Mother Earth even proved helpful to Zeus in his fight versus Atlas and the Titans, shortly after taking power. However, she and Zeus parted company once her twenty-four sons, the Giants, attacked Olympus. (Many claim that this battle represented the last attempt to reassert female leadership over the heavens, symbolizing the war fought between those who preferred matriarchal (women-ruled) philosophies over those who wanted patriarchal ones.)
Even though Gaea was one of the most prominent figures in the earliest myths, Mother Earth suffered a greatly diminished status with the eventual transfer of power to patriarchal (men-ruled) societies. She drifts between being an individual character and a personified conceptual entity representing the original life force of the earth.
Gaea appeared in minor roles in a handful of later myths, but eventually the shift to Zeus' rule saw him being assigned most of her responsibilities and accomplishments. Mother Earth came to be perceived as more of a concept or metaphysical notion than an active goddess. She was never part of the Olympians' council of twelve, up on Mount Olympus, because she was considered too old and set in her ways to suit the new breed of gods..

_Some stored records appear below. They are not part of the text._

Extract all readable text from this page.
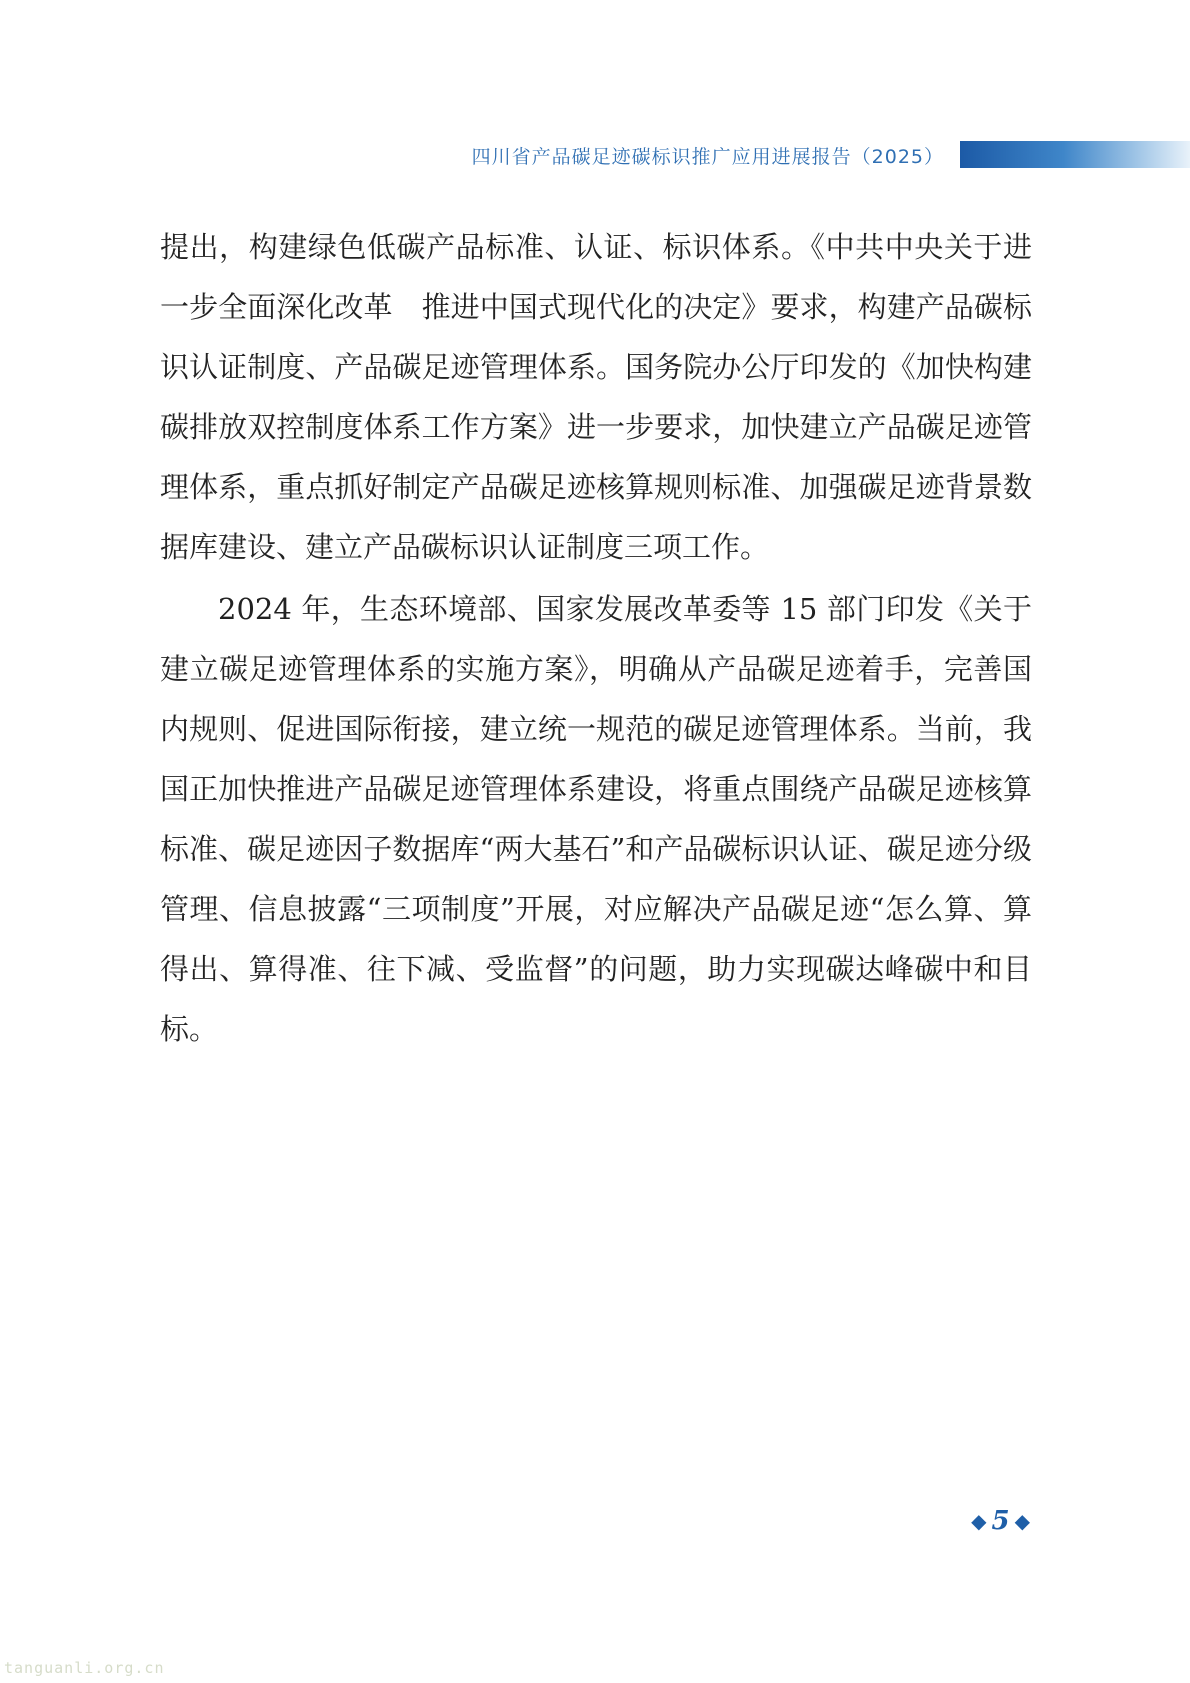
四川省产品碳足迹碳标识推广应用进展报告（2025）

提出，构建绿色低碳产品标准、认证、标识体系。《中共中央关于进一步全面深化改革　推进中国式现代化的决定》要求，构建产品碳标识认证制度、产品碳足迹管理体系。国务院办公厅印发的《加快构建碳排放双控制度体系工作方案》进一步要求，加快建立产品碳足迹管理体系，重点抓好制定产品碳足迹核算规则标准、加强碳足迹背景数据库建设、建立产品碳标识认证制度三项工作。

2024 年，生态环境部、国家发展改革委等 15 部门印发《关于建立碳足迹管理体系的实施方案》，明确从产品碳足迹着手，完善国内规则、促进国际衔接，建立统一规范的碳足迹管理体系。当前，我国正加快推进产品碳足迹管理体系建设，将重点围绕产品碳足迹核算标准、碳足迹因子数据库“两大基石”和产品碳标识认证、碳足迹分级管理、信息披露“三项制度”开展，对应解决产品碳足迹“怎么算、算得出、算得准、往下减、受监督”的问题，助力实现碳达峰碳中和目标。

◆ 5 ◆
tanguanli.org.cn
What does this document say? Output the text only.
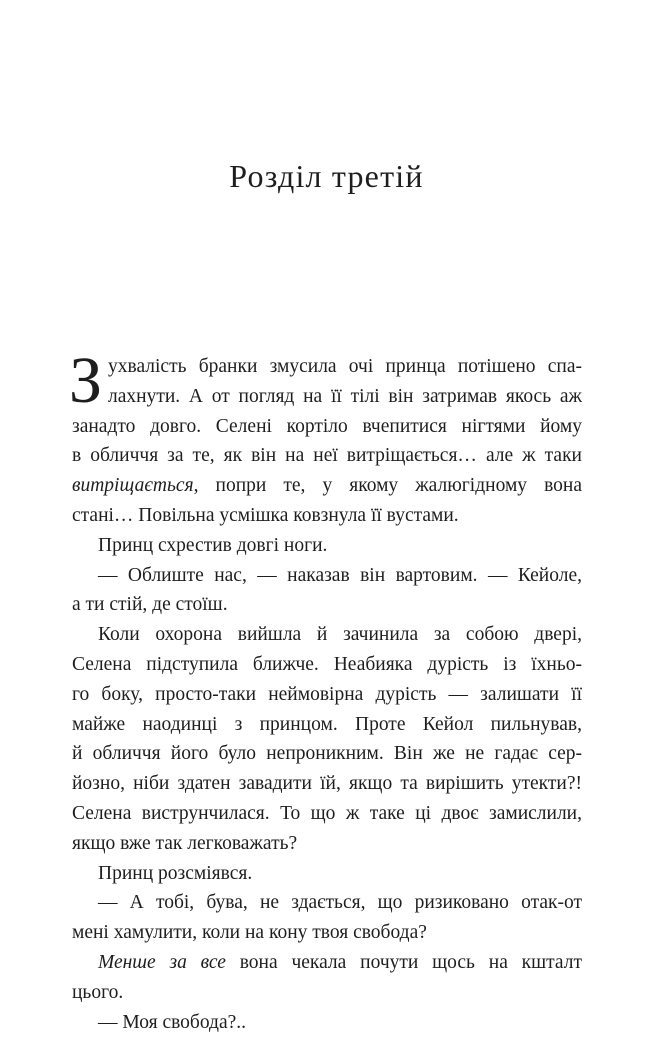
Розділ третій
З ухвалість бранки змусила очі принца потішено спа-
лахнути. А от погляд на її тілі він затримав якось аж
занадто довго. Селені кортіло вчепитися нігтями йому
в обличчя за те, як він на неї витріщається… але ж таки
витріщається, попри те, у якому жалюгідному вона
стані… Повільна усмішка ковзнула її вустами.
Принц схрестив довгі ноги.
— Облиште нас, — наказав він вартовим. — Кейоле,
а ти стій, де стоїш.
Коли охорона вийшла й зачинила за собою двері,
Селена підступила ближче. Неабияка дурість із їхньо-
го боку, просто-таки неймовірна дурість — залишати її
майже наодинці з принцом. Проте Кейол пильнував,
й обличчя його було непроникним. Він же не гадає сер-
йозно, ніби здатен завадити їй, якщо та вирішить утекти?!
Селена виструнчилася. То що ж таке ці двоє замислили,
якщо вже так легковажать?
Принц розсміявся.
— А тобі, бува, не здається, що ризиковано отак-от
мені хамулити, коли на кону твоя свобода?
Менше за все вона чекала почути щось на кшталт
цього.
— Моя свобода?..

The story of the separation between Earth and Sky is an ancient one, found in a variety of forms in West Asian mythology. Gaea seems to have started as a Neolithic earth-mother worshipped before the Indo-European invasion that eventually led to the Hellenistic civilization. She is the oldest of the goddesses and the personification of the "All-mother", or "Goddess of All Things", she who gives and takes life.
Gaea's children with Uranus are the Titans, the Cyclopes, and the hundred-handed giants called the Hecatonchires. With Tartarus she is the mother of the monster Typhon and the Giants. Her Roman counterpart is Tellus, the fertile soil.
While much Greek literature uses the name Gaea, Ge, Gaia or Gea, most modern readers will recognize her as Mother Earth.